Ленин окончательно теряет самообладание:
— Товарищ Ээхо, прикажи им замолчать. Керенский еще может услышать. Ну, и болваны!
Ленин в сердцах поворачивается спиной к двери, за которой стоят приехавшие к нему специально из Петрограда гости.
— Пусть идут ко всем чертям! — цедит он сквозь свои запломбированные зубы.
Как всем марксистам известно, Ленин и Крупская обвенчались 10 июля 1898 года в селе Шушенском Минусинского округа. Ленин туда был сослан в 1897 году. В мае 1898 года к Ильичу приехала Крупская, осужденная на три года ссылки по делу «Союза борьбы». Крупской, объявившей себя невестой Ленина, власти поставили условие: если он немедленно не вступит в брак, ее отправят в другое место, скорее всего в Уфу или Вятку. В Вятку Крупской ехать не хотелось — там был в ссылке Мартов.
Так вот, представим себе такую сцену: дом в Шушенском, в котором живут только что обвенчавшиеся Ленин и Крупская. Время — август 1898 года. (Дадим молодоженам месяц, чтобы очухаться от любовного угара). Ленин сидит за столом, читает книгу. Крупская сидит на кушетке, тоже читает.
Крупская. Ах, Володя, Володя, как я счастлива! Как хорошо быть вместе, вдвоем. Даже в Шушенском хорошо! Как я люблю тебя, Володя!
Ленин. Я тебя тоже очень люблю, Надя. Представь себе, каким подлецом оказался этот самый Бернштейн!
Крупская. Бронштейн? Какой Бронштейн?
Ленин. Не Бронштейн, а Бернштейн. Бронштейн будет потом. Эдуард Бернштейн, немецкий социал-демократ. Он совершенно отказывается понять мои «Предпосылки социализма»» и «Задачи социал-демократии».
Крупская. Скажи, пожалуйста, как интересно. Какой ты умный, Володя. Все понимаешь. Дай, я тебя чмокну!
Ленин. Не сейчас. Этот Бернштейн типичный оппортунист, социал-предатель. Отрицает принцип гегемонии пролетариата.
Крупская. Отрицает?

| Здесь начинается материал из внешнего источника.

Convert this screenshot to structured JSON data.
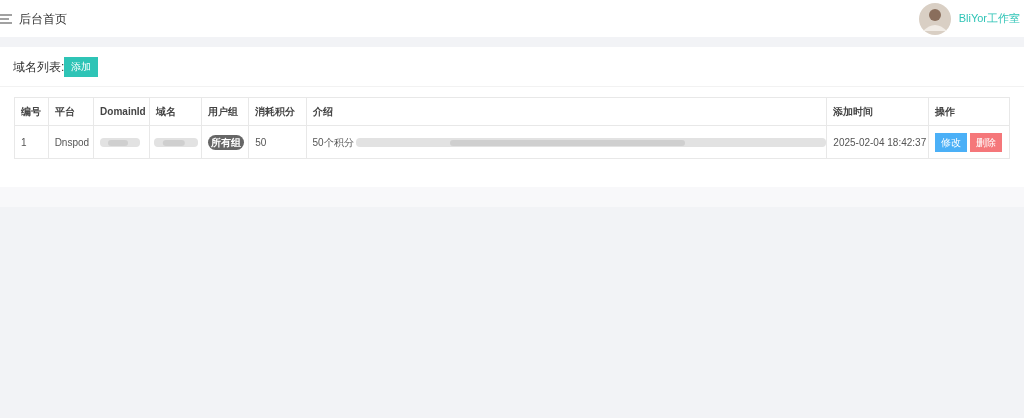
{
  "header": {
    "title": "后台首页",
    "user_name": "BliYor工作室"
  },
  "panel": {
    "title": "域名列表:",
    "add_button": "添加"
  },
  "table": {
    "columns": [
      "编号",
      "平台",
      "DomainId",
      "域名",
      "用户组",
      "消耗积分",
      "介绍",
      "添加时间",
      "操作"
    ],
    "rows": [
      {
        "id": "1",
        "platform": "Dnspod",
        "group": "所有组",
        "cost": "50",
        "intro": "50个积分",
        "time": "2025-02-04 18:42:37",
        "actions": [
          "修改",
          "删除"
        ]
      }
    ]
  }
}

Вот сволочь! А ты, Володя, все-таки не расстраивайся. (Подходит к Ленину и игриво гладит его по лысине. По утверждению некоторых историков марксизма-ленинизма, Ленин родился с такой же лысиной, с какой умер). Володя, Володя, посмотри в окно, какая лунная ночь! Помнишь первую лунную ночь, которую мы с тобой провели вместе?
Ленин. Как же, как же, помню. Мы сидели на скамейке в парке, и я тебе передавал содержание моей работы «Что такое «друзья народа». Струве статья не понравилась. Ты была возмущена им до глубины души. Да, Надя, это была незабываемая лунная ночь. Струве все еще продолжает выкидывать разные коленца. По моему мнению, нам следовало бы взяться за организацию органа, правильно выходящего и связанного со всеми местными партийными группами. А этот Струве, прости за выражение, распинается за партийный объективизм, ставя его в противоположность буржуазному объективизму. Страшно даже подумать о том, на какие извращения марксизма способны все эти Баран-Тугановские.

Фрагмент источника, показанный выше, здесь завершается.